Producer Scott Bradlee formed Postmodern Jukebox, also known as PMJ. It is an ever-changing group of musicians and vocalists that transforms modern pop hits into what sounds like retro jazz, ragtime and swing classics of the 1920s through 1950s. Ever since Bradlee started uploading music videos of his performers’ covers on YouTube, the group went from being viral sensations with millions of views, to recording 12 albums and filling prestigious venues all over the world. So far, the group has amassed over one billion views on YouTube.
Besides the novelty of hearing current pops songs that sound old-fashioned, what also distinguishes PMJ is the superb musicianship and showmanship displayed by the performers, whose dynamic energy is their hallmark. Contributing to the group’s throwback aesthetic were the retro-style gowns, dresses, heels, accessories, makeup and hairdos worn by the women and period fashions worn by the men.
Since PMJ switches up its vocalists, those seen at this concert were not the same ones I saw last year, but what was the same were voices characterized by extraordinary power and range.
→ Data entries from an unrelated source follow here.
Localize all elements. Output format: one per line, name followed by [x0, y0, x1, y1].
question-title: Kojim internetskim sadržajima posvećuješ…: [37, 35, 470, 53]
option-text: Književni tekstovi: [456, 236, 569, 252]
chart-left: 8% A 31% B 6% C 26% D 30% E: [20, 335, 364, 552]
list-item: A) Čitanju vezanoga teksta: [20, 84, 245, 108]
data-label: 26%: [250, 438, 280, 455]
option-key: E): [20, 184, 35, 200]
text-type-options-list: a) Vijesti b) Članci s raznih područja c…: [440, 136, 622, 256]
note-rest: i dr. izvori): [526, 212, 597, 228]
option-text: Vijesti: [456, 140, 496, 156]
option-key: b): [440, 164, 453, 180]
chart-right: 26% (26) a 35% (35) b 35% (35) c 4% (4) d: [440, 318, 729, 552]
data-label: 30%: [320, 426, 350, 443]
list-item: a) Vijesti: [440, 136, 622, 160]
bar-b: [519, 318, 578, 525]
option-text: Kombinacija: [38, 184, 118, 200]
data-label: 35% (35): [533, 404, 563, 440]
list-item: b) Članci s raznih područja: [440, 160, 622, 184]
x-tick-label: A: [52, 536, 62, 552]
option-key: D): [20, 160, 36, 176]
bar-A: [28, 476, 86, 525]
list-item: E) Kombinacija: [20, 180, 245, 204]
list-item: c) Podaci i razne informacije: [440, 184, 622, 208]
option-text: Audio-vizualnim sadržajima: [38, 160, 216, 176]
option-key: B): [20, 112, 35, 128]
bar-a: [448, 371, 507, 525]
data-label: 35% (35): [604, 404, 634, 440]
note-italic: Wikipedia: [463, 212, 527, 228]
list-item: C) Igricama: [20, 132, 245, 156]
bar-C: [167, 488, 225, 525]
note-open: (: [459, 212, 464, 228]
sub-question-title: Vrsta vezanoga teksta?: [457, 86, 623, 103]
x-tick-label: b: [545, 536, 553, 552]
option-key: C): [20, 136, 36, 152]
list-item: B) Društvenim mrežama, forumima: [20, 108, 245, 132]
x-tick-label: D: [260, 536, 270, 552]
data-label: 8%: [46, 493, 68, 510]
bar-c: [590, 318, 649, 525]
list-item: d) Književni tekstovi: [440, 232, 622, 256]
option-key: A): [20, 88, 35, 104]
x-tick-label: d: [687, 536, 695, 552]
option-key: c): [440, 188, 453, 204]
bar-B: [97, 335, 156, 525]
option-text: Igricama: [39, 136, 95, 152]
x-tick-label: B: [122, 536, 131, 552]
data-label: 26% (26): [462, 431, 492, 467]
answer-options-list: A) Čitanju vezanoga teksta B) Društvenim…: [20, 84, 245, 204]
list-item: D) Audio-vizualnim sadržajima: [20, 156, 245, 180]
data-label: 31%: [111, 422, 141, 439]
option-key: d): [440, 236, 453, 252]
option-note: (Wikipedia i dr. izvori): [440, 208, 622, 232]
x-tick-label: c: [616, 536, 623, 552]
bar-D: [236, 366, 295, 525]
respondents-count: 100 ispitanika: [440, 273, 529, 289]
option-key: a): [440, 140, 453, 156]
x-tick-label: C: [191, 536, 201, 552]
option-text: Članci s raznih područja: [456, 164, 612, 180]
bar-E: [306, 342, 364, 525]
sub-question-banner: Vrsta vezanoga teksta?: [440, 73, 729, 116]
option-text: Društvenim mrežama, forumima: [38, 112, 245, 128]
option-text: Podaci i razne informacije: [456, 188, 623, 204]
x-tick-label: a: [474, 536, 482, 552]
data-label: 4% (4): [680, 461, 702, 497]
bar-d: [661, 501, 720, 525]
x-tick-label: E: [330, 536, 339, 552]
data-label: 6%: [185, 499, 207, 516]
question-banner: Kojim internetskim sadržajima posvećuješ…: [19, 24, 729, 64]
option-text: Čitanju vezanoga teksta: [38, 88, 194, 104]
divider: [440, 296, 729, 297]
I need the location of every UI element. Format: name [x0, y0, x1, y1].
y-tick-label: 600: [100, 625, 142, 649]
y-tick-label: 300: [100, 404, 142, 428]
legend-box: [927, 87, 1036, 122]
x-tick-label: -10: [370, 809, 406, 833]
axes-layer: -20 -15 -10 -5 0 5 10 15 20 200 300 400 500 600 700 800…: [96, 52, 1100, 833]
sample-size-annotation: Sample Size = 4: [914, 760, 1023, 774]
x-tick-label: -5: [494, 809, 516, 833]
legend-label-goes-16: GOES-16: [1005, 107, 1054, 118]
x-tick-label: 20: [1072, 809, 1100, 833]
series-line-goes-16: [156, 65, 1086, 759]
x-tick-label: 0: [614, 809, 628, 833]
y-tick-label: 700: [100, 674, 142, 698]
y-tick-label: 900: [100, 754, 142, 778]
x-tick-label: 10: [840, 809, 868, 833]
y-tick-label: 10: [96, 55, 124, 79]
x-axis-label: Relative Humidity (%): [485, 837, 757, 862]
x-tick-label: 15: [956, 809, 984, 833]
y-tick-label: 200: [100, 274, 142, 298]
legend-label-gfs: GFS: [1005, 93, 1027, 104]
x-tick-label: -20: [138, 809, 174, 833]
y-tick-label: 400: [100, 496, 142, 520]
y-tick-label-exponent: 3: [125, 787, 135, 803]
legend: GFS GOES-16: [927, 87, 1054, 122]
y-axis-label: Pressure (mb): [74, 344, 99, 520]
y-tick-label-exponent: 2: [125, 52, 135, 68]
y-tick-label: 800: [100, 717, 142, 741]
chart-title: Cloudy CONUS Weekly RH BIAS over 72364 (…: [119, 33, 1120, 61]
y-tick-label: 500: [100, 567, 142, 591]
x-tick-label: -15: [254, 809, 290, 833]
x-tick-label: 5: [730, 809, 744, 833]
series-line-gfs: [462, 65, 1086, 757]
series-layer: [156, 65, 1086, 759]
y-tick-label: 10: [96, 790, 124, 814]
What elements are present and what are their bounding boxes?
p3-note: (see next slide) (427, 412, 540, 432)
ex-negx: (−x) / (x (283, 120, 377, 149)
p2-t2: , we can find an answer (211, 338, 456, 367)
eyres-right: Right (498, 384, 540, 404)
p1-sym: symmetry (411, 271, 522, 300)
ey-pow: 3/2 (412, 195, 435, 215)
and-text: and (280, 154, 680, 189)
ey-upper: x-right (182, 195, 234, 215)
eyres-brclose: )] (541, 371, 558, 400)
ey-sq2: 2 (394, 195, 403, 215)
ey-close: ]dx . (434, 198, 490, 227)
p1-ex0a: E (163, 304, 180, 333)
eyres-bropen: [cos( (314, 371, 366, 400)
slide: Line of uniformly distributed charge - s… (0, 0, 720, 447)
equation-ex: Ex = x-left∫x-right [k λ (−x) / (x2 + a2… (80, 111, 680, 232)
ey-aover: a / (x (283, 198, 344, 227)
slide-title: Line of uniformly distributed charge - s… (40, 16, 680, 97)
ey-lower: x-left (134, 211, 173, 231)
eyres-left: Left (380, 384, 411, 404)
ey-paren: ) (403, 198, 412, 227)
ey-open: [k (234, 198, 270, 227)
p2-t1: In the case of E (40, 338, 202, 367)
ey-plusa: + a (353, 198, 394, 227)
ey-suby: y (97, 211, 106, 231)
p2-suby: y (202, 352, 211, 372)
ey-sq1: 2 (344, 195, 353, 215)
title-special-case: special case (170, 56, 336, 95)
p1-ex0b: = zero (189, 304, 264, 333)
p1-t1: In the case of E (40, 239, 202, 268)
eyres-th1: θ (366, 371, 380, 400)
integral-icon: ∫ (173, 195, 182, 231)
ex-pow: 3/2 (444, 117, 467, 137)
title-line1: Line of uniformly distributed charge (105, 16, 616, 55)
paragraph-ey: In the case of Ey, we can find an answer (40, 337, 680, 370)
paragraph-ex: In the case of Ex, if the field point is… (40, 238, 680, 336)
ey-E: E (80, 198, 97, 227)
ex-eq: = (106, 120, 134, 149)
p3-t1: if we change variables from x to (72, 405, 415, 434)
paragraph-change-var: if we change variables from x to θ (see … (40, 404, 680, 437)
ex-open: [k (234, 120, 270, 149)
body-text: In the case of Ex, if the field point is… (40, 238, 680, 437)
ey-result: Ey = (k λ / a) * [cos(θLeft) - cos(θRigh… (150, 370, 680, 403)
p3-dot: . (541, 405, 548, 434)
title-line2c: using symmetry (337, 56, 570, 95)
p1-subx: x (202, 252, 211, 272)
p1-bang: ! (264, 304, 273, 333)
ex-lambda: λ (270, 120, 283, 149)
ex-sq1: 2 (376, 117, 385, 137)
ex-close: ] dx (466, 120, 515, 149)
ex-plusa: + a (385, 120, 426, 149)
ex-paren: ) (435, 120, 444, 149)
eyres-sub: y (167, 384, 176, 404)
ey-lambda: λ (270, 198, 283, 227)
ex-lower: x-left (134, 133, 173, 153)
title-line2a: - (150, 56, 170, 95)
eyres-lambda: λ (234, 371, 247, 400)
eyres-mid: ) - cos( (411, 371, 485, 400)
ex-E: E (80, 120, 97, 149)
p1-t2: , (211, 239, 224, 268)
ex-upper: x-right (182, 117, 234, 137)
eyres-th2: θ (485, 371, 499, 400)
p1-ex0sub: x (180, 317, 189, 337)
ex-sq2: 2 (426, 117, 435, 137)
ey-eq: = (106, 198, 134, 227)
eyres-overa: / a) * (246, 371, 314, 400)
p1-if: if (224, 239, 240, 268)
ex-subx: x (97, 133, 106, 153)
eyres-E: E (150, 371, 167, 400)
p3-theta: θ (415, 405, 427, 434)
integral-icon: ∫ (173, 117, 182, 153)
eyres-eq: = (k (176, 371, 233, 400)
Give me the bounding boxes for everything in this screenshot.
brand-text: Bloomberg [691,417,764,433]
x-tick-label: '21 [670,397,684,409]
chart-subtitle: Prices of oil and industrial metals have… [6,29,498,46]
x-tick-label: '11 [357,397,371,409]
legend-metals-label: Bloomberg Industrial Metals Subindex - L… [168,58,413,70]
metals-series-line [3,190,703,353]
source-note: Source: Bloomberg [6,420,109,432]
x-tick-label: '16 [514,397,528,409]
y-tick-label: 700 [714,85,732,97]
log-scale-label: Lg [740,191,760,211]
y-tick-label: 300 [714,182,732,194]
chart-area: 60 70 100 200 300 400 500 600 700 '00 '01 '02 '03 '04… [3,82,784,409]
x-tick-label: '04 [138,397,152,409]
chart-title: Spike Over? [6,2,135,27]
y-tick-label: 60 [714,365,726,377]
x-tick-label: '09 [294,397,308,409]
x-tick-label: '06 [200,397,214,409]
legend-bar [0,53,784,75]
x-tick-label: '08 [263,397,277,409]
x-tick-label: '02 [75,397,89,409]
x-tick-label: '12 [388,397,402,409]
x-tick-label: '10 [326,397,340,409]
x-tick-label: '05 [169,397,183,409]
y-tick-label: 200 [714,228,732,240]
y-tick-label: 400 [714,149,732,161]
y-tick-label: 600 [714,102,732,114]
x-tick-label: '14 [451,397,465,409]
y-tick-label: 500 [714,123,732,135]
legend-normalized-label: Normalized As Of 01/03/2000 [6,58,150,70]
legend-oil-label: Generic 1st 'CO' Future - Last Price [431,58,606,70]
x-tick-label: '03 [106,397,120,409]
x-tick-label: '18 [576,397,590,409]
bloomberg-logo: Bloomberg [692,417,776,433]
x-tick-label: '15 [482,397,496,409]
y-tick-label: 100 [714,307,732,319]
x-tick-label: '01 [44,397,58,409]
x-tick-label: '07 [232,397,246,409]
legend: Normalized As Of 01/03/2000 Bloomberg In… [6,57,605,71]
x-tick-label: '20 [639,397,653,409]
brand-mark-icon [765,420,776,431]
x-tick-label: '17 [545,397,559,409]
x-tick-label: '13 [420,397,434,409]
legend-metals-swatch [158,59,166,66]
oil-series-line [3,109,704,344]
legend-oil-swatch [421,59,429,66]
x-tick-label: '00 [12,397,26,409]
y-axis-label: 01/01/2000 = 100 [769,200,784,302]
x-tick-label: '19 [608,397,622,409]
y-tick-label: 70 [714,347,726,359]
And whether singing solo, in duets or trios, singers simply amazed the awestruck audience, consisting of members of multiple generations who clearly worshiped the off-beat artists. Sporting a man-bun and expressing over-the-top exuberance was Casey Abrams, a tenth-season American Idol contestant, who is also a singer and musician and served as the show’s emcee. The other vocalists were Martina DaSilva, Natalie Angst, Miche Braden and Will Jay, all of them superb entertainers.
The band consisting of seasoned musicians—all with a string of impressive credits to their names and each one of them a strong showman—included music extraordinaire director Jesse Elder on piano, Dave Tedeshi on drums, bassist Steve Whipple, Jeremy Viner on saxophone and clarinet and Reggie Watkins on trombone.
Completing the ensemble was tap dancer soloist Demi Remick, whose dazzling footwork contributed to the show’s vintage-flavored aura.
Highlights of the concert for me included PMJ intepretations of Michael Jackson’s “Thriller,” Meghan Trainor’s “All About That Bass,” Plain White T’s “Hey There Delilah,” and Cyndi Lauper’s “Time After Time.” Closing the show in an encore number was gravel-voiced rocker Abrams in a stunning soulful version of Radiohead’s “Creep.”
I love the classics of the Great American Songbook, which I believe have a depth and substance and inspirational value missing in much of today’s pop music. But because of Scott Bradlee’s brilliance in rendering contemporary music and lyrics through the styling of a bygone era, I, along with all the PMJ devotees in attendance, bridged generations and music boundaries in an evening of unbridled entertainment and buoyant, exhilarating fun.